California photographer Phil McGrew captured this image of the moon covering the sun's face from Pyramid Lake, Nevada. The solar eclipse occurred May 20, 2012, and was visible over much of the western U.S.
The setting sun is partially eclipsed by the moon on May 20 in this photograph taken 25 miles (40 km) southeast of Tulsa, Okla. The May 20 solar eclipse was visible from parts of Asia, the Pacific and the western United States.
Beauty of the eclipse revealed in this composite image of the annular solar eclipse, captured on May 20,2012, from Red Bluff, Calif.
The beginning stages of the May 20 solar eclipse, seen just before sunset in eastern Oklahoma.
The May 20 eclipse was visible in the western United States. This photo was taken southeast of Tulsa, Okla.
The eclipse took on a deep red tone as the sun set over Oklahoma.
The beginning of the eclipse projected onto the big screen at the University of Colorado's Folsom Stadium in Boulder, Colo. Thousands of skywatchers showed up at the stadium for a giant eclipse-viewing party.
The joint JAXA/NASA Hinode mission captured this images of an annular eclipse of the Sun on May 20, 2012. Eclipses are handy for scientists, who sometimes use the moon's edge as a target to focus and calibrate their equipment.

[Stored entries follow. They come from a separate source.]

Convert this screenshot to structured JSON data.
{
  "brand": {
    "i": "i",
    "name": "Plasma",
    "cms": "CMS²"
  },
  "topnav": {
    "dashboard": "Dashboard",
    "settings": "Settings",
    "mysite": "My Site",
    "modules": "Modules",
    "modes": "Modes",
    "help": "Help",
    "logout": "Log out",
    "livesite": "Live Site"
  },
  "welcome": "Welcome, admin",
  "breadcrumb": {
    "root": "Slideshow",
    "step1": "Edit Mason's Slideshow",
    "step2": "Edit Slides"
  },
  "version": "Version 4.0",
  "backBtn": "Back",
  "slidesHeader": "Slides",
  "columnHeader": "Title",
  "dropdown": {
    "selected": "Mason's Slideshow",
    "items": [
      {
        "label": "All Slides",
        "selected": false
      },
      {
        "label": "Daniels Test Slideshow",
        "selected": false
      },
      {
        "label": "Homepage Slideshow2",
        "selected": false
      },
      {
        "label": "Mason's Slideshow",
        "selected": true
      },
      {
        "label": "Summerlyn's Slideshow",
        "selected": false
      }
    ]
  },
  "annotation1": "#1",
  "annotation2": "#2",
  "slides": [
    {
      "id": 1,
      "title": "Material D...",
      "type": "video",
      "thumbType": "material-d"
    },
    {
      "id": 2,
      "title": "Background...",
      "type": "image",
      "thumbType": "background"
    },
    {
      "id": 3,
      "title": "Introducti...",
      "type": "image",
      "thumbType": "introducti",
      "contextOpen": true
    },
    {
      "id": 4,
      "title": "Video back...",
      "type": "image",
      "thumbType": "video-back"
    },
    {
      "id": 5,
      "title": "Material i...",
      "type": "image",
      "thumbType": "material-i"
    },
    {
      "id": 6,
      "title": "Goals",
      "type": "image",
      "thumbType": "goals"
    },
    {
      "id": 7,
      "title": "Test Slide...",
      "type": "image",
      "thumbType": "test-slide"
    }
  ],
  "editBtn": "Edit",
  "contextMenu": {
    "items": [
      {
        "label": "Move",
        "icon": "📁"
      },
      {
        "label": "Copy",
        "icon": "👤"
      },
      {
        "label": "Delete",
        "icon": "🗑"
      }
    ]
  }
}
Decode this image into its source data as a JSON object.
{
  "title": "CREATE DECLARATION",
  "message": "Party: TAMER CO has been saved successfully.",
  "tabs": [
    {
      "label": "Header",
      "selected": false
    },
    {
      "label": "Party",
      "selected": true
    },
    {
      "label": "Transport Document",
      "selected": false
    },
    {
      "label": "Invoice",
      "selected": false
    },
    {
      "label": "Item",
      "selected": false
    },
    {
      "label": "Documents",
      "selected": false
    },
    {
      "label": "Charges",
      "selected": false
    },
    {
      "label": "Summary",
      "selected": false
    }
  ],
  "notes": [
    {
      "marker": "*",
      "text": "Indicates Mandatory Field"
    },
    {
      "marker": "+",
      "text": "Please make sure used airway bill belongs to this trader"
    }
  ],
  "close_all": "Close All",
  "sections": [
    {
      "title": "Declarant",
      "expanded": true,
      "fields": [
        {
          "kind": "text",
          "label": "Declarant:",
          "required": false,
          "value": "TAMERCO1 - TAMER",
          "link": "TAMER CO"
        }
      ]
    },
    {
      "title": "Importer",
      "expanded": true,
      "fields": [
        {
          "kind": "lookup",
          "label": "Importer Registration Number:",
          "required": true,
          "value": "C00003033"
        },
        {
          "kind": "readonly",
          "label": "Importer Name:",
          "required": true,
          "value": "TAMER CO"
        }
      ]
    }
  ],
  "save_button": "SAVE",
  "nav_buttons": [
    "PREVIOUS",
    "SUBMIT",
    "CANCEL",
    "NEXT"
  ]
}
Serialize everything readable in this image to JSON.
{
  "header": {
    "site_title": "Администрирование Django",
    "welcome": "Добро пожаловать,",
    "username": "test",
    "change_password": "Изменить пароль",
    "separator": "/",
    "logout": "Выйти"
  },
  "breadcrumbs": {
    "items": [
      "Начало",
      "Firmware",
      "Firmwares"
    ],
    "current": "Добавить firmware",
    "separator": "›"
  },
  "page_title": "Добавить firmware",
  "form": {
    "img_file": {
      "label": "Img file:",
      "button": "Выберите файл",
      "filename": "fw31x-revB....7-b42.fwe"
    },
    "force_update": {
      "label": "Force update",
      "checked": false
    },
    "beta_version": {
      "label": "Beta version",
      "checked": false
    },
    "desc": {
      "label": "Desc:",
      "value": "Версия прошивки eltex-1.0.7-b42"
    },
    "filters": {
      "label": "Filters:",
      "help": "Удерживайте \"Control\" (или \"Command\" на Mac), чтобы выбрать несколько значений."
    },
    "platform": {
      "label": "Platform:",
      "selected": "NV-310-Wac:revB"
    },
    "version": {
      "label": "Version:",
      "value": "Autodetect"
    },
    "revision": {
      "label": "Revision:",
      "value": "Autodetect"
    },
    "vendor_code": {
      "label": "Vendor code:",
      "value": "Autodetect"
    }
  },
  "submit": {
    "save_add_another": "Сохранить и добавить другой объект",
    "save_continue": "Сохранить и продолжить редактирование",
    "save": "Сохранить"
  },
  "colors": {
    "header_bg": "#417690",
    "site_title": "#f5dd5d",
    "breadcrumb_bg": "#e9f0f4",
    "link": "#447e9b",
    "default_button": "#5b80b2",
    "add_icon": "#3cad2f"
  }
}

Skywatcher Charles Medendorp took this photo of the annular eclipse at the Very Large Array outside Socorro, New Mexico, on May 20, 2012.
Imelda Joson and Edwin Aguirre recorded the May 20th annular eclipse of the Sun in from Page, Ariz., using a solar-filtered Takahashi FC-60 telescope and a Canon EOS 20D digital SLR camera.
The eclipse was only visible for a few minutes before sunset in London, Ontario, Canada.
Photographer David Yu took this eclipse shot from San Francisco on May 20.
An odd camera artifact turns the eclipse over San Francisco into a triple crescent sun.
Photographer Elon Gane snapped this photo on May 20, during the annular solar eclipse, from El Dorado Springs, Mo. "We had pretty good visibility here, some clouds did block some of it at first, but as the eclipse progressed they were not a problem," Gane told LiveScience.
"Earlier, Clouds were threat[en]ing to block it! but they cleared out later :-)," photographer Elon Gane wrote on his Flickr site of this eerily beautiful photo take in El Dorado Springs, Mo.
A loosely-woven blanket held up at Folsom Stadium in Boulder, Colo. provides a pinhole effect. A close look at the shadows reveals hundreds of little crescent shapes, shadows cast by the eclipsing sun.